しかし冒頭で原発テロが起きたときは小説を間違えたかと(笑)。
テロがお手本にしたと思われる小説が槍玉にあげられるあたり、今でも少年犯罪が起きるたび「ホラー漫画を読んでた」とか本が責められちゃう日本ではいかにもありそうな話です。
ところがそれをメディア良化委員会は好機ととらえ、作家に本を書くことそのものを禁じようと画策し始めました。
事実上の「言論の自由」の剥奪です。
と、いうわけで図書隊はその作家を保護し委員会と戦う一方、世論が盛り上がっている今こそ検閲を廃するチャンスでもあると動き始めます。
まさしく革命。
作家の保護を命じられた堂上隊の活躍、そして恋心を自覚した主人公・郁と堂上の恋の行方など最終巻にふさわしい盛り上がりでしたね(恋愛パートはちとベタすぎる気もしますが(笑))。

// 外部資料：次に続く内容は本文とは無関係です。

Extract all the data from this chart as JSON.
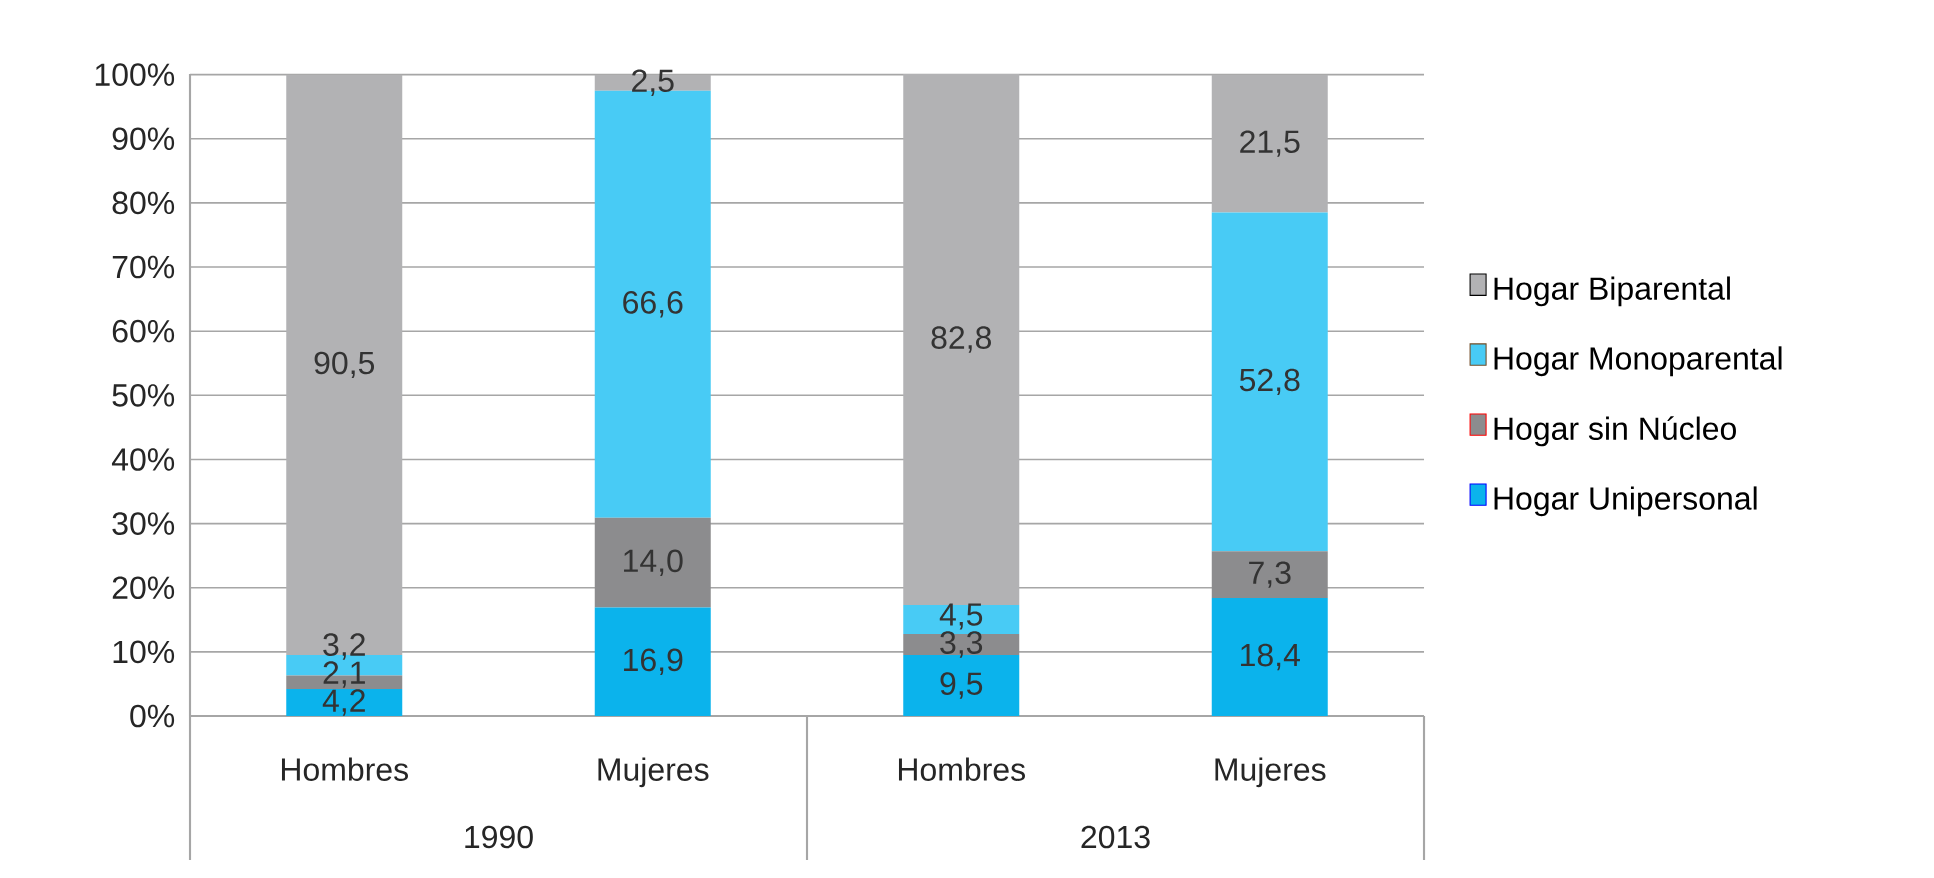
{
  "chart_data": {
    "type": "bar",
    "stacked": true,
    "categories": [
      "Hombres",
      "Mujeres",
      "Hombres",
      "Mujeres"
    ],
    "annotations": [
      "1990",
      "2013"
    ],
    "series": [
      {
        "name": "Hogar Unipersonal",
        "color": "#0bb3ec",
        "values": [
          4.2,
          16.9,
          9.5,
          18.4
        ],
        "value_labels": [
          "4,2",
          "16,9",
          "9,5",
          "18,4"
        ]
      },
      {
        "name": "Hogar sin Núcleo",
        "color": "#8c8c8e",
        "values": [
          2.1,
          14.0,
          3.3,
          7.3
        ],
        "value_labels": [
          "2,1",
          "14,0",
          "3,3",
          "7,3"
        ]
      },
      {
        "name": "Hogar Monoparental",
        "color": "#48cbf5",
        "values": [
          3.2,
          66.6,
          4.5,
          52.8
        ],
        "value_labels": [
          "3,2",
          "66,6",
          "4,5",
          "52,8"
        ]
      },
      {
        "name": "Hogar Biparental",
        "color": "#b2b2b4",
        "values": [
          90.5,
          2.5,
          82.8,
          21.5
        ],
        "value_labels": [
          "90,5",
          "2,5",
          "82,8",
          "21,5"
        ]
      }
    ],
    "ylim": [
      0,
      100.1
    ],
    "yticks": [
      {
        "value": 0,
        "label": "0%"
      },
      {
        "value": 10,
        "label": "10%"
      },
      {
        "value": 20,
        "label": "20%"
      },
      {
        "value": 30,
        "label": "30%"
      },
      {
        "value": 40,
        "label": "40%"
      },
      {
        "value": 50,
        "label": "50%"
      },
      {
        "value": 60,
        "label": "60%"
      },
      {
        "value": 70,
        "label": "70%"
      },
      {
        "value": 80,
        "label": "80%"
      },
      {
        "value": 90,
        "label": "90%"
      },
      {
        "value": 100,
        "label": "100%"
      }
    ],
    "grid": "y",
    "legend": "right"
  }
}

ただ、「あれ?」と思ったのが事件から数年後を描いたエピローグ。
つか最後の2行が変。
郁が入隊した頃と変わらない難しい表情は、上官だからというわけではなく素だったことが付き合いだしてから分かるようになった。
……え? ここで「Fin」がついちゃうの?
どう読んだってこれって『場面の途中』の文章でしょ?
ここで切ったらすごくすごく据わりが悪いでしょ?
普通に続きがあると思ってページめくったら「後書き」で、一瞬真剣に落丁だと思いました。
まさかこんなに終わらせ方の下手な作家さんだったなんて……意外です。
「終わりよければ全てよし」という言葉がありますが、逆に終わりがいまいちだとそれで一気に点が下がっちゃうんですよね。
エピローグの前までは面白かったのに残念です。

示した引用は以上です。